From Strict Glycemic Control to Improving Cardiovascular Outcomes: A Shift in the Management Strategies for Type 2 Diabetes
Received Date: April 21, 2020; Published Date: April 29, 2020
Newer classes of agents targeted to enhance glycemic control have been the focus of attention for their demonstrated reduction of cardiovascular (CV) events. In the latest 2020 American Diabetes Association (ADA) Standards of Medical Care in Diabetes, specific recommendations are made regarding improvement of CV outcomes in patients with diabetes. For those patients with type 2 diabetes (T2DM) who have established atherosclerotic cardiovascular disease (ASCVD) or indicators of high-risk for CVD, established kidney disease, or heart failure (HF), a sodium-glucose cotransporter 2 inhibitor (SGLT2i) or glucagon-like peptide 1 receptor agonist (GLP-1 RA) with demonstrated CV benefits can be recommended as part of the regimen independent of glycosylated hemoglobin (HgbA1c) while considering patient-specific factors. In addition, for patients with T2DM who need to achieve better control than with existing oral medications, GLP-1 RAs are preferred to insulin, when feasible. Similar to the ADA recommendation, the 2020 Management Algorithm from American Association of Clinical Endocrinologists (AACE) & American College of Endocrinology (ACE) also suggests the addition of a GLP-1 RA or SGLT2i independent of glycemic control, if there is established ASCVD or high risk for CVD, chronic kidney disease (CKD), or reduced ejection heart failure.
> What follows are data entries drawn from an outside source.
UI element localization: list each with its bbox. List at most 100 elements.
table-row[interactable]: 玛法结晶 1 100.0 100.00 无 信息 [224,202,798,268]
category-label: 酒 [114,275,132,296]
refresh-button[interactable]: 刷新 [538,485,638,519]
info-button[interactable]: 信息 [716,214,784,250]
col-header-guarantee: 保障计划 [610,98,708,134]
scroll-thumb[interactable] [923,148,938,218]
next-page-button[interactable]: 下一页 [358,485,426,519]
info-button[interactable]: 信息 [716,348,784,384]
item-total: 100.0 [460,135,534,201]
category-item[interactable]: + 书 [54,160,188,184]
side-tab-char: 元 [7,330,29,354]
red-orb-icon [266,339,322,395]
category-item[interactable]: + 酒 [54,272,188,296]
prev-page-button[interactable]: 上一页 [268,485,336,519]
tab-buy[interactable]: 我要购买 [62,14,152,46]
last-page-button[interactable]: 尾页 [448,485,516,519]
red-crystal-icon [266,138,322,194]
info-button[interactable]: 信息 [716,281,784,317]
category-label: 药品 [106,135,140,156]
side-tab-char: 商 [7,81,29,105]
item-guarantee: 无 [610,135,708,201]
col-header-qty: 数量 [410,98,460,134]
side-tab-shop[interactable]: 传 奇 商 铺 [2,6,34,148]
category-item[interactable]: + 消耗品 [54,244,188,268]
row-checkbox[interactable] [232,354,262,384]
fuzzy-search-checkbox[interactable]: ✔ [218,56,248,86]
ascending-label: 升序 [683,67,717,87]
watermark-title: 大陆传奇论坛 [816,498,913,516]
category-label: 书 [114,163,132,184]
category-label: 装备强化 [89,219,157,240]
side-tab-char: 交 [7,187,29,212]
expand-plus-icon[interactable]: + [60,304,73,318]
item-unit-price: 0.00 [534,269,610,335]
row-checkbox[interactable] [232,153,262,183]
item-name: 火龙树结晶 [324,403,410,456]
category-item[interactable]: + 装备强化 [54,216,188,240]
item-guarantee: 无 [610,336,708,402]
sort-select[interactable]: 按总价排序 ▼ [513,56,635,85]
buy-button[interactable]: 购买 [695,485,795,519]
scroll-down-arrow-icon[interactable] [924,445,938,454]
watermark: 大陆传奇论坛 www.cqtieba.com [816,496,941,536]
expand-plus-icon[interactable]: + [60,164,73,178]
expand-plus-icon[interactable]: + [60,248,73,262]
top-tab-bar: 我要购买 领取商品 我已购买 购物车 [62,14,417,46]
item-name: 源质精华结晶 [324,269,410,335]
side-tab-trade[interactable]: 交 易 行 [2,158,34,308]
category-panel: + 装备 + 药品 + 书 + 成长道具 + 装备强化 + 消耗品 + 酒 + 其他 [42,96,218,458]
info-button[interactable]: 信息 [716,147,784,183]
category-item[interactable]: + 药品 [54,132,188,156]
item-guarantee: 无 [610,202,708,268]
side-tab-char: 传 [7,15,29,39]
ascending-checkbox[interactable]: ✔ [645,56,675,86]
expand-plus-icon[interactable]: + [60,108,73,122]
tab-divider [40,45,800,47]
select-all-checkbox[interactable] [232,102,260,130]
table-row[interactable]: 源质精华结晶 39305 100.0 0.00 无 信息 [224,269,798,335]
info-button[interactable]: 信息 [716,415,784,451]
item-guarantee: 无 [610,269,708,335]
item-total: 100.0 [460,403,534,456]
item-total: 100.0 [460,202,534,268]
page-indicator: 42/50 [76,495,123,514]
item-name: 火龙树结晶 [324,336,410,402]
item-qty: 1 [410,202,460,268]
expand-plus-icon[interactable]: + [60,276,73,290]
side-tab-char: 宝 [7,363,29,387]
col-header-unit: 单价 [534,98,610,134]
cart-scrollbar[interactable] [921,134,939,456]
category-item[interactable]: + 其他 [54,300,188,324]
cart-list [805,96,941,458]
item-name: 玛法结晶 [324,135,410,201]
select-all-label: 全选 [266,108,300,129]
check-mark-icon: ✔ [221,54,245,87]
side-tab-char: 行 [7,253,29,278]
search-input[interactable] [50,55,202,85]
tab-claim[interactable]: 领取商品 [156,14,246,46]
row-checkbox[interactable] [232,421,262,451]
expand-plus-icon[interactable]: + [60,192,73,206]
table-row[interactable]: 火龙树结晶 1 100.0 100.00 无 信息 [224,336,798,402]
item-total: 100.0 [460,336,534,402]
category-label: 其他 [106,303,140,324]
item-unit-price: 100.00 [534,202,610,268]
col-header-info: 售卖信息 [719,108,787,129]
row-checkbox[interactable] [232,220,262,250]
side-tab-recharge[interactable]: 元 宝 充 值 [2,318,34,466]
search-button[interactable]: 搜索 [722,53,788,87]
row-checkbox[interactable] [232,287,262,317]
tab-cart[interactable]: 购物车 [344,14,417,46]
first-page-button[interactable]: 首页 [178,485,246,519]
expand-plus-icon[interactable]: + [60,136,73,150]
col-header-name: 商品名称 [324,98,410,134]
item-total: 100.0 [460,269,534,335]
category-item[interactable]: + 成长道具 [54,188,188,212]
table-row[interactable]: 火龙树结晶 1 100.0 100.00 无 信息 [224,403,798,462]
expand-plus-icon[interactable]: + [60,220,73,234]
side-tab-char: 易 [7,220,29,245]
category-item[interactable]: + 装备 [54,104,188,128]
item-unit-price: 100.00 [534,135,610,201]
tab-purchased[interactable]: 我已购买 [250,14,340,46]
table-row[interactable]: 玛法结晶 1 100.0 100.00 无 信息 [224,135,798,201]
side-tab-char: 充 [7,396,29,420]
This review aims to interpret the CV outcomes demonstrated for the SGLT2i and GLP-1 RA agents that currently have FDA approved indications for reduction of risk of major adverse cardiovascular events (MACE) in T2DM patients with established CVD or CV risks. The information in this article will suggest overlapping effects on the heart, kidney while achieving glycemic control.